Collins first spoke out in a very public way after his 34-year-old son, Roy, was shot dead by the McCarthy-Dundon gang in 2009 at the casino he ran next to the Steering Wheel pub. Roy died in Steve’s arms as the gunman fled.
Roy Collins was murdered four years after members of his family gave evidence that led to the conviction of Wayne Dundon for threatening to kill Steve’s adopted son, Ryan Lee.  
Ryan Lee was shot twice by a masked gunman after he refused entry to Brannigan’s pub to Wayne Dundon’s underage sister.
The family had been under 24-hour armed garda protection ever since.
Wayne Dundon was convicted of making threats to kill Ryan Lee and sentenced to serve 10 years in Wheatfield Prison but the sentence was reduced to seven years by the Court of Criminal Appeal. He was released in March 2010.
James Dillon, of no fixed abode, was jailed for life for the murder of Roy Collins.
Always defiant and determined not to be silenced by the criminals Steve Collins ran a campaign where thousands took to the streets of Limerick seeking that his son’s killers be brought to justice. He also identified Wayne Dundon as being the man he believed to be behind ordering the shooting from his Wheatfield prison cell.
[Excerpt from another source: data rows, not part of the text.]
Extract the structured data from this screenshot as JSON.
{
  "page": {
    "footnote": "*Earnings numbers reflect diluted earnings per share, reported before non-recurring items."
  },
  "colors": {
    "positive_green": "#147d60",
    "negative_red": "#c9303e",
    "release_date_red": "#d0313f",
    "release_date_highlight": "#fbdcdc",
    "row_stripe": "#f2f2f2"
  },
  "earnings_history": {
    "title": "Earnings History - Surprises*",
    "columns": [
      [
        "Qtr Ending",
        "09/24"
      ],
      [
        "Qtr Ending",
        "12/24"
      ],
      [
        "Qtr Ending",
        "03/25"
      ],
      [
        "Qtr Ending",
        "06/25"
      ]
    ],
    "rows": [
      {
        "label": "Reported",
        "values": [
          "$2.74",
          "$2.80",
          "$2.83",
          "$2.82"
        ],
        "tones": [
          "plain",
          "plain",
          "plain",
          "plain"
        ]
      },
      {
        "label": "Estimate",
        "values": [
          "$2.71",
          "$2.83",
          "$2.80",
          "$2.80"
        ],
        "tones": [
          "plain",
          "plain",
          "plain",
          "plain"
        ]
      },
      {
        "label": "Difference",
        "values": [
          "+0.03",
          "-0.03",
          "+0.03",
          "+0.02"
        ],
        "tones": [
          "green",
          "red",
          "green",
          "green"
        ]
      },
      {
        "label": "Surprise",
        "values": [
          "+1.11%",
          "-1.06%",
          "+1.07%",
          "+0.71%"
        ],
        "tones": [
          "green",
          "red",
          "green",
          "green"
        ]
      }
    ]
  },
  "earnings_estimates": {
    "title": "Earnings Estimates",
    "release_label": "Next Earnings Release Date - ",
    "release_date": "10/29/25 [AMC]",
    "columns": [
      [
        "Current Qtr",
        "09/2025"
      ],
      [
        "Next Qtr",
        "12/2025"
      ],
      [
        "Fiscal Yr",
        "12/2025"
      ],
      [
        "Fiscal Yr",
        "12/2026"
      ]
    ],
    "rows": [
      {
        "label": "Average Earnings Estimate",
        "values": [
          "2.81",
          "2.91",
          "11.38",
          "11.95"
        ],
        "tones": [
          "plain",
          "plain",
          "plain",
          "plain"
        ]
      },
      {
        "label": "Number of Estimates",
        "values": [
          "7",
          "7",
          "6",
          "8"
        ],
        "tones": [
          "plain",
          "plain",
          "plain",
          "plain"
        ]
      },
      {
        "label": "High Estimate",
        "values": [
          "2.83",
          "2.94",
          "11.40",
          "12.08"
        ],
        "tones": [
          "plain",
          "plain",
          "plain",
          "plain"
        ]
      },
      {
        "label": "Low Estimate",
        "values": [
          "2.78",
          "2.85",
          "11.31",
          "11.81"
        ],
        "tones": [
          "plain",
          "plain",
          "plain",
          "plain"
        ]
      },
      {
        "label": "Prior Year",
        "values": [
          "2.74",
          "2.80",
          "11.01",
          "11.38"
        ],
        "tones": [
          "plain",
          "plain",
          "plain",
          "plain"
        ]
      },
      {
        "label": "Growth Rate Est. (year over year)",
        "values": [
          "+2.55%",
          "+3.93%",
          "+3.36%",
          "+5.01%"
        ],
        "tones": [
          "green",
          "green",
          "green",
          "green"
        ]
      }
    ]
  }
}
In 2009, a note was found in Dundon’s cell ordering hitmen to assassinate rival criminal gangland figure Johnny McNamara and Steve Collins for €75,000.
Senior officials have said that Collins’ decision had taken up some time and resources and was not something that happened overnight.
The family, and Steve at its head, said that they felt that this was their “only option” to live in a safe environment.
It is understood that jobs have been arranged abroad for the family, who will keep their identities and the purchases made by the State of both the Steering Wheel pub and Brannigans, that was destroyed in an arson attack in 2005, will assist the family set up that new “normal life”.
Extended members of the Collins family who remain in Limerick will continue to receive garda protection.
Mr Collins, who had vowed to never leave Limerick so he could be close to his son’s grave, flew out of Shannon Airport last Sunday afternoon with his wife Carmel and their grown-up children Steve Jnr and Leeann.